Stand up comedy de Bertrand Bossard.
Dans un pré-carré scénique clairement délimité, aussi précis que sa prestation à l'écriture millimétrée sous l'apparence conversationnelle de "Incredibly Incroyable", Bertrand Bossard réussit parfaitement le challenge audacieux de l'importation hexagonale du stand-up comedy à l'anglaise et qui plus est intégralement dispensé dans la langue de Shakespeare.
Outre la distanciation qu'elle induit, l'utilisation d'une langue non nationale telle que l'anglais s'avère totalement, non seulement judicieuse, mais totalement incontournable pour dispenser un humour inscrit délibérément dans le registre british par excellence qu'est de lui de la transgression iconoclaste et qui perd beaucoup de son pouvoir comique à la traduction .
Basé sur l'archétype du bouffon télévisuel d'outre-Manche qui réinvente le burlesque primitif, l'avatar de Bertrand Bossard résulte d'une chimère tout aussi inattendue que complémentaire, tant au fond qu'en la forme, entre l'exubérance faciale du comique muet bête et méchant de Mister Bean et l'art du dialogue satirique parfois cynique flirtant avec le non-sens porté à son pinacle par les héroïques Monthy Python dispensé avec le détachement d'un John Cleese qui parlerait comme un professeur de télé-enseignement.
Ce spectacle qui est donc présenté, à juste titre, comme "une jonglerie verbale et physique a de quoi ravir et déclencher l'hilarité chez les amateurs d'humour pince sans rire aussi féroce que déjanté.
Tout commence comme un banal trajet en voiture où le conducteur anonyme de Bertrand Bossard se trouve missionné par Dieu himself, déçu par l'échec de son messie, pour sauver le monde en lui réapprenant le bonheur de vivre ensemble.
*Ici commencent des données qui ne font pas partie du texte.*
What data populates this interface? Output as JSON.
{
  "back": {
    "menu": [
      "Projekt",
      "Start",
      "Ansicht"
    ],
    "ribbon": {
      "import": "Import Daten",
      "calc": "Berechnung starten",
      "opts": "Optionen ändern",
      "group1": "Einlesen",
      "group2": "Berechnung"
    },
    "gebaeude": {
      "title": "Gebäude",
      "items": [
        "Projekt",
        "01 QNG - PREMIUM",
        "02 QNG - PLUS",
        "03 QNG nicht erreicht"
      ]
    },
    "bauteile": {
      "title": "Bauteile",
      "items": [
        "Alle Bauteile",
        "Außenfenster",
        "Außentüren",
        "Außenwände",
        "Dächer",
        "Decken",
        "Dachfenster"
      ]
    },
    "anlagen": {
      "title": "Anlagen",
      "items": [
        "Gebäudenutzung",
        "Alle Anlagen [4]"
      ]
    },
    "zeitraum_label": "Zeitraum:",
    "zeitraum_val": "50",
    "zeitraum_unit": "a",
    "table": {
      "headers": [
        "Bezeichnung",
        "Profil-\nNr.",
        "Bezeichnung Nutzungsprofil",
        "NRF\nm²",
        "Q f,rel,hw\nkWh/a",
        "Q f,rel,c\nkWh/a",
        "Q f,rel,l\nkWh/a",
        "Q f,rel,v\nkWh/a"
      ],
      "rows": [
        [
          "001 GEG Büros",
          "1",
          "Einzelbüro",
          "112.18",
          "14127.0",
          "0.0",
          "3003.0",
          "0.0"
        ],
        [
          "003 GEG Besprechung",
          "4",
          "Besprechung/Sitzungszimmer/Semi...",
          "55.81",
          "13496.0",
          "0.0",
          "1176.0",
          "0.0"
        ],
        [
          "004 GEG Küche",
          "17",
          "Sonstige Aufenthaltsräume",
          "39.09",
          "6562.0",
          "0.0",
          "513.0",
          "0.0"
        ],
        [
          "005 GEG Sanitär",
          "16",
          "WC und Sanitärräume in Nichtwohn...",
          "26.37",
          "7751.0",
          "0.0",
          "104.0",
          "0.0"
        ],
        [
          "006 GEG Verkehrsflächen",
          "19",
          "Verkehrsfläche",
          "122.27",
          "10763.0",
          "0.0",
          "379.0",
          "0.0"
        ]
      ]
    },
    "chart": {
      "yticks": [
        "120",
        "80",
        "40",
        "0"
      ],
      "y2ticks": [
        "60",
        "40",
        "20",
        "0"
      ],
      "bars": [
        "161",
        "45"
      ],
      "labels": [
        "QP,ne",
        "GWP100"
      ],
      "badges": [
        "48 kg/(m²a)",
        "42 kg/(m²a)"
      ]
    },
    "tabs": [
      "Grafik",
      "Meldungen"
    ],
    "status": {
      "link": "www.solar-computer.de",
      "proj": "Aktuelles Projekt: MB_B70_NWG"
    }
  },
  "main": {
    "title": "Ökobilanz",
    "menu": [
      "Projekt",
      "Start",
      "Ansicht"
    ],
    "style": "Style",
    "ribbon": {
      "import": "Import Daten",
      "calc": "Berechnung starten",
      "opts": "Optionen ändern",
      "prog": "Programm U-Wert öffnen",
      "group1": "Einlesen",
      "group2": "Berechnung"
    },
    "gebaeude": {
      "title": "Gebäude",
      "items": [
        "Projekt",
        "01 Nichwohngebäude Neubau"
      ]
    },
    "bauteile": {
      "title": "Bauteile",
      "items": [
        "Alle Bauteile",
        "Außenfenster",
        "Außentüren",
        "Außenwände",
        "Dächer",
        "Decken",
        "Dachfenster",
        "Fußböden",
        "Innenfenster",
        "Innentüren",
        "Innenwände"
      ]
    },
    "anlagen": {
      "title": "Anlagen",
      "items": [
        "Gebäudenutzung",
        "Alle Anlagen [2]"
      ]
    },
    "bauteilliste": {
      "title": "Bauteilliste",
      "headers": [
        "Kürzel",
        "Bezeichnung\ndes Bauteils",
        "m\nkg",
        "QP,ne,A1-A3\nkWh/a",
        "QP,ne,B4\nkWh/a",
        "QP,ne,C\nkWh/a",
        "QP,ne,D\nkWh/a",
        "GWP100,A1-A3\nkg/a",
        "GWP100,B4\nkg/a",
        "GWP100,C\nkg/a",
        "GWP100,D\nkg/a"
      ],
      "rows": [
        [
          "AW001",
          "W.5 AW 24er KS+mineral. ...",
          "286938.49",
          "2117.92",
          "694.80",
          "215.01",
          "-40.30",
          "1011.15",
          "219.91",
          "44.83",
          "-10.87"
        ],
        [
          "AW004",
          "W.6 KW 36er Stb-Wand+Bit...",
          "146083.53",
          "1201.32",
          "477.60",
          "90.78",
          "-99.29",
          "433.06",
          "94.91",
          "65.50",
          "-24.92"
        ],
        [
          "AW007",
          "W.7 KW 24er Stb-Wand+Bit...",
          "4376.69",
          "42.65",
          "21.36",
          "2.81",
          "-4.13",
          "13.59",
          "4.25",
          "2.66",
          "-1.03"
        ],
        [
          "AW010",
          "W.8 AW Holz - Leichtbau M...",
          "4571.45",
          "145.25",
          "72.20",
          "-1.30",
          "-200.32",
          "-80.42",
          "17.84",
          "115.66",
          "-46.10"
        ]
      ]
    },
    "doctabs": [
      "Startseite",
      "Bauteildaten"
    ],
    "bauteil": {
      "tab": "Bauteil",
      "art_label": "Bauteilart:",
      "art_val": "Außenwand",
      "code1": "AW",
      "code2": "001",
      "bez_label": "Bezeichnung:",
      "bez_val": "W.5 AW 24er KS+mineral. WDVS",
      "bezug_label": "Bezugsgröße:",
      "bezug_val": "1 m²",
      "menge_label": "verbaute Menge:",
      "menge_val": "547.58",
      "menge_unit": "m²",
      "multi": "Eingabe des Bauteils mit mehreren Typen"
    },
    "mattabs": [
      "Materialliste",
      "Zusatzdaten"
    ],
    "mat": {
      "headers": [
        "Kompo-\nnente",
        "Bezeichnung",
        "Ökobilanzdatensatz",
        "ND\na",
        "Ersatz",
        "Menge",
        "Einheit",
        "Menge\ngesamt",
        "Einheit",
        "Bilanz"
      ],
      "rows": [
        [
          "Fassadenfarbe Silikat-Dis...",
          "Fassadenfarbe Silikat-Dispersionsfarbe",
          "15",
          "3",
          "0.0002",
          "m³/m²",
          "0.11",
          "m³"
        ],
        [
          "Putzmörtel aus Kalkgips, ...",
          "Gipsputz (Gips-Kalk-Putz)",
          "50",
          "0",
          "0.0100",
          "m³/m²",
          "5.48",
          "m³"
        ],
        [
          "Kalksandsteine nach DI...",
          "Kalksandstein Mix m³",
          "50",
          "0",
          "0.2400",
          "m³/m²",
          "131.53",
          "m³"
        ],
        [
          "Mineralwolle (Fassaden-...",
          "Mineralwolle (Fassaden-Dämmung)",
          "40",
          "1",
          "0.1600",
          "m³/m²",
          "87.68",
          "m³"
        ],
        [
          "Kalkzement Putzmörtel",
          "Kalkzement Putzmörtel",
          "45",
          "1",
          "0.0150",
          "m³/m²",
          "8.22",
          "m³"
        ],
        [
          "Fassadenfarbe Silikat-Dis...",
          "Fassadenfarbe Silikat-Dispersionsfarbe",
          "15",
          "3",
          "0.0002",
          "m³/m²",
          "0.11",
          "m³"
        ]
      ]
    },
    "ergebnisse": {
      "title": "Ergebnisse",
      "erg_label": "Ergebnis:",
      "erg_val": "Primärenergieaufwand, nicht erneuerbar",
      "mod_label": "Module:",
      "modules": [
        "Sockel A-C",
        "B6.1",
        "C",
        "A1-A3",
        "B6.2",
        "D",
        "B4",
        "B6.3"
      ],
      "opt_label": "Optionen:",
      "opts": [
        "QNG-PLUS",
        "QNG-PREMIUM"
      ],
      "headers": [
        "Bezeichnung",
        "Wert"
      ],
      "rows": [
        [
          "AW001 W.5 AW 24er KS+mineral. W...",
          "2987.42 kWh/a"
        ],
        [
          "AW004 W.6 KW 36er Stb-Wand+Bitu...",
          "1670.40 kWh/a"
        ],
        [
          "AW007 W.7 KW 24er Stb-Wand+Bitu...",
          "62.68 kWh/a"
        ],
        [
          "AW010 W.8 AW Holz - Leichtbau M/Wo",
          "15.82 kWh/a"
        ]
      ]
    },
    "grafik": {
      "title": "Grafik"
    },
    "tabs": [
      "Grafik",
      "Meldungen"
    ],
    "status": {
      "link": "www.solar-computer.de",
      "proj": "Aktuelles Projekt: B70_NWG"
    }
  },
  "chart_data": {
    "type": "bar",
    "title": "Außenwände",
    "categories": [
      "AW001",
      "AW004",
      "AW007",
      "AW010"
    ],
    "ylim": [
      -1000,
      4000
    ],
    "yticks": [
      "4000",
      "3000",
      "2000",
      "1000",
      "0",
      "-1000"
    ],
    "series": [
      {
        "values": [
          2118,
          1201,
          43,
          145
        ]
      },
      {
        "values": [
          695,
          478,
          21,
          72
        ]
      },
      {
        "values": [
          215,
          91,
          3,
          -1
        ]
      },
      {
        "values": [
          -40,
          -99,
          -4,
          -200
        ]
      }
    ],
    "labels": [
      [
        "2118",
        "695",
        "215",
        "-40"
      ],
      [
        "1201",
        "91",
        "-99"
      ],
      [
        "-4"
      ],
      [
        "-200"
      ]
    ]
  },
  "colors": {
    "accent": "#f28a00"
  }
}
Et qu'est-ce que le bonheur de vivre ensemble sinon le communisme utopique des lendemains qui chantent prônés par la révolution russe ? Voilà le point de départ d'une frénétique immersion dans une ébouriffante 4ème dimension qui, du goulag à la chasse à la grenouille en passant par le yacht de la reine Elisabeth, emporte le spectateur dans un irrésistible et hilarant maelstrom apocalyptique.
Elégant et gracile, Bertrand Bossard raconte le pire avec un art consommé de la comédie et du second degré : ainsi l'illustration du "schmuck" que fait le baisser russe par -35 degrés avec une tête de veau congelée, obtenue auprès d'un boucher qui décrit par le menu l'abattage des gentils animaux innocents, la guerre froide ramenée à une bataille de coqs dans un poulailler et le complexe du mime Marceau qu'il exècre et à qui il fait subir les pires tortures exterminatrices avec par exemple une tronçonneuse pour bonsai.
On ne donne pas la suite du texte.